Su voz, que carecía de convicción, se extinguió en una especie de aullido. Aquilino se levantó de la hamaca, fue hacia él y Fushía se cubrió la cara: era un bultito tímido y amorfo.
—No tengas vergüenza de mí, hombre —susurró el viejo—. Déjame ver.
Fushía no respondió y Aquilino cogió una punta de la manta y la alzó. Fushía no llevaba botas y el viejo estuvo mirando, su mano incrustada como una garra en la manta, la frente roída de arrugas, la boca abierta.
—Lo siento mucho, pero ya es hora, Fushía —dijo Aquilino—. Tenemos que irnos.
—Un ratito más, viejo —gimió Fushía—. Mira, préndeme un cigarro, me lo fumo y me llevas donde el tipo. Sólo diez minutos, Aquilino.
—Pero fúmatelo rápido —dijo el viejo—. El tipo estará esperando ya.
—Mira todo de una vez —gimió Fushía, bajo la manta—. Ni yo me acostumbro, viejo. Mira más arriba.
Las piernas se doblaron y, al estirarse, las mantas cayeron al suelo. Ahora Aquilino podía ver, también, los muslos translúcidos, las ingles, el pubis calvo, el pequeño garfio de carne que había sido el sexo y el vientre: allí la piel estaba intacta. El viejo se inclinó precipitadamente, cogió las mantas, cubrió la hamaca.
—¿Ves, ves? —sollozó Fushía—. ¿Ves que ya ni soy hombre, Aquilino?
—También me prometió que te dará cigarros cuando quieras —dijo Aquilino—. Ya sabes, te dan ganas de fumar y le pides.
—Me gustaría morirme ahora mismo —dijo Fushía—, sin darme cuenta, de repente. Tú me envolverías en una manta y me colgarías de un árbol, como a un huambisa. Sólo que nadie me lloraría cada mañana. ¿De qué te ríes?
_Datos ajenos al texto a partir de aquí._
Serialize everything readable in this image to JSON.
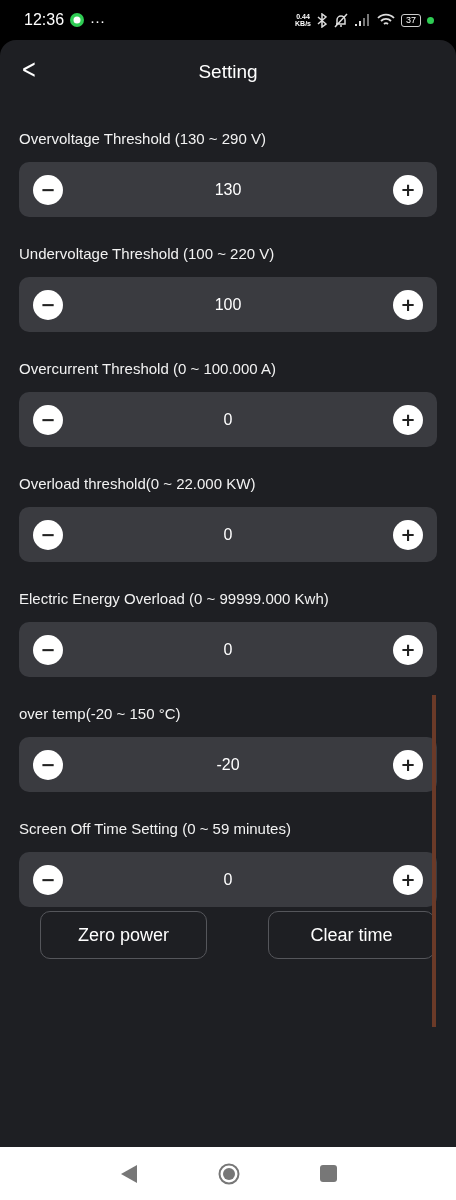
{
  "status_bar": {
    "time": "12:36",
    "more": "···",
    "net_speed": "0.44",
    "net_unit": "KB/s",
    "battery": "37"
  },
  "header": {
    "back": "<",
    "title": "Setting"
  },
  "settings": [
    {
      "label": "Overvoltage Threshold (130 ~ 290 V)",
      "value": "130",
      "minus": "−",
      "plus": "+"
    },
    {
      "label": "Undervoltage Threshold (100 ~ 220 V)",
      "value": "100",
      "minus": "−",
      "plus": "+"
    },
    {
      "label": "Overcurrent Threshold (0 ~ 100.000 A)",
      "value": "0",
      "minus": "−",
      "plus": "+"
    },
    {
      "label": "Overload threshold(0 ~ 22.000 KW)",
      "value": "0",
      "minus": "−",
      "plus": "+"
    },
    {
      "label": "Electric Energy Overload (0 ~ 99999.000 Kwh)",
      "value": "0",
      "minus": "−",
      "plus": "+"
    },
    {
      "label": "over temp(-20 ~ 150 °C)",
      "value": "-20",
      "minus": "−",
      "plus": "+"
    },
    {
      "label": "Screen Off Time Setting (0 ~ 59 minutes)",
      "value": "0",
      "minus": "−",
      "plus": "+"
    }
  ],
  "actions": [
    "Zero power",
    "Clear time"
  ]
}
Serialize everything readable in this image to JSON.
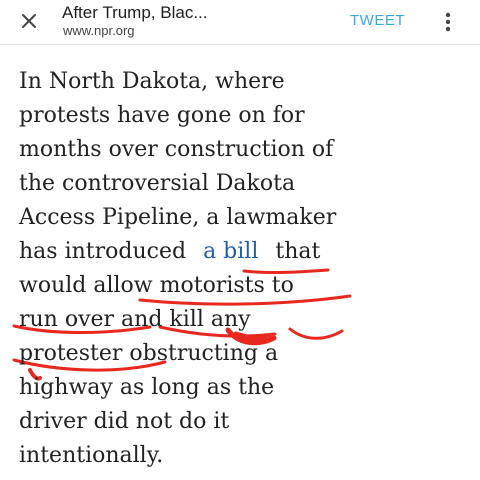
{
  "app_bar": {
    "title": "After Trump, Blac...",
    "url": "www.npr.org",
    "tweet_label": "TWEET",
    "close_icon": "close-icon",
    "menu_icon": "more-vertical-icon",
    "tweet_color": "#3aa8dc"
  },
  "article": {
    "lines": [
      "In North Dakota, where",
      "protests have gone on for",
      "months over construction of",
      "the controversial Dakota",
      "Access Pipeline, a lawmaker",
      "has introduced",
      "that",
      "would allow motorists to",
      "run over and kill any",
      "protester obstructing a",
      "highway as long as the",
      "driver did not do it",
      "intentionally."
    ],
    "link_text": "a bill",
    "link_color": "#1f5fa6",
    "annotation_color": "#e8281e"
  }
}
—De lo que te haces el que fumas, para que el cigarro dure más y se pase el tiempo —dijo Aquilino—. Pero si de todos modos vamos a ir, qué te hacen dos minutos más o menos, hombre.
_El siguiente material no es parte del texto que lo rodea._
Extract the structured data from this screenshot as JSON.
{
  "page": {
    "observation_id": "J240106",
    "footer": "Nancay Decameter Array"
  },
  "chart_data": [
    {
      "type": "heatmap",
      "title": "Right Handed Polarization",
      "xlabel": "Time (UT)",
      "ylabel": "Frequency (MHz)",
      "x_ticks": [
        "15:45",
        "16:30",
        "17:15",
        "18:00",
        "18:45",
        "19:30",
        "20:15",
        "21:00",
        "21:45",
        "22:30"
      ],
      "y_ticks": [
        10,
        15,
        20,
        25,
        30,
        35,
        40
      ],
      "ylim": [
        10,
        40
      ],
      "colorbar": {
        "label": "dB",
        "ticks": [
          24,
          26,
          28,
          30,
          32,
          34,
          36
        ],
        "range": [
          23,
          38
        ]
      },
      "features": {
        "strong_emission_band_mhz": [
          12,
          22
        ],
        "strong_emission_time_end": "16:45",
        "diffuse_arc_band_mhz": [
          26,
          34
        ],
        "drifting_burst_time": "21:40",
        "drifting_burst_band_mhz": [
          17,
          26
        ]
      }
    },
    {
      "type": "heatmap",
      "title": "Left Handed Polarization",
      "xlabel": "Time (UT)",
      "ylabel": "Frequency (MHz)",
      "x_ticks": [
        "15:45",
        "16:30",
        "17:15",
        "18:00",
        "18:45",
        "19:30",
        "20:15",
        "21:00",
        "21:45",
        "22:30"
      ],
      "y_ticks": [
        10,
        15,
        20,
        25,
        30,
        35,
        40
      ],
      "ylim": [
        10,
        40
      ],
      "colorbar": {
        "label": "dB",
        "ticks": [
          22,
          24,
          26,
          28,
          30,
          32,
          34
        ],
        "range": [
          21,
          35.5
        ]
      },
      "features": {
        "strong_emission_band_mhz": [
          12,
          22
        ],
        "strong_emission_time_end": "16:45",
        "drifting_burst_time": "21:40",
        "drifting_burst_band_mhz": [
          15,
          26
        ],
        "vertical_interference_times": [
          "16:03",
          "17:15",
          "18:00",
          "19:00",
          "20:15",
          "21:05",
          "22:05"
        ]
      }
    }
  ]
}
—Cómo voy a viajar hasta allá, Aquilino —dijo Fushía—. Está muy lejos.
—Mejor que te mueras ahí que aquí —dijo el viejo—. Ahí te cuidarán y la enfermedad ya no seguirá subiendo. Yo conozco un tipo, con la plata que tienes te aceptará sin pedir papeles ni nada.
—No llegaremos, viejo, me agarrarán en el río.
—Yo te prometo que llegaremos —dijo Aquilino—. Aunque sea viajando sólo de noche, buscando los caños. Pero hay que partir hoy mismo, sin que nos vea el Pantacha ni los paganos. Nadie tiene que saber, es la única forma de que allá estés seguro.
—La policía, los soldados, viejo —dijo Fushía—. ¿No ves que todos me buscan? No puedo salir de acá. Hay mucha gente que quiere vengarse de mí.
—San Pablo es un sitio donde nunca te irán a buscar —dijo el viejo—. Aunque supieran que estás ahí, no irían. Pero nadie sabrá.
—Viejo, viejo —sollozó Fushía—. Tú eres bueno, te ruego, ¿crees en Dios?, por Dios hazlo, Aquilino, trata de comprenderme.
—Claro que te comprendo, Fushía —dijo el viejo levantándose—. Pero hace rato que oscureció, tengo que llevarte de una vez, el tipo se va a cansar de esperarnos.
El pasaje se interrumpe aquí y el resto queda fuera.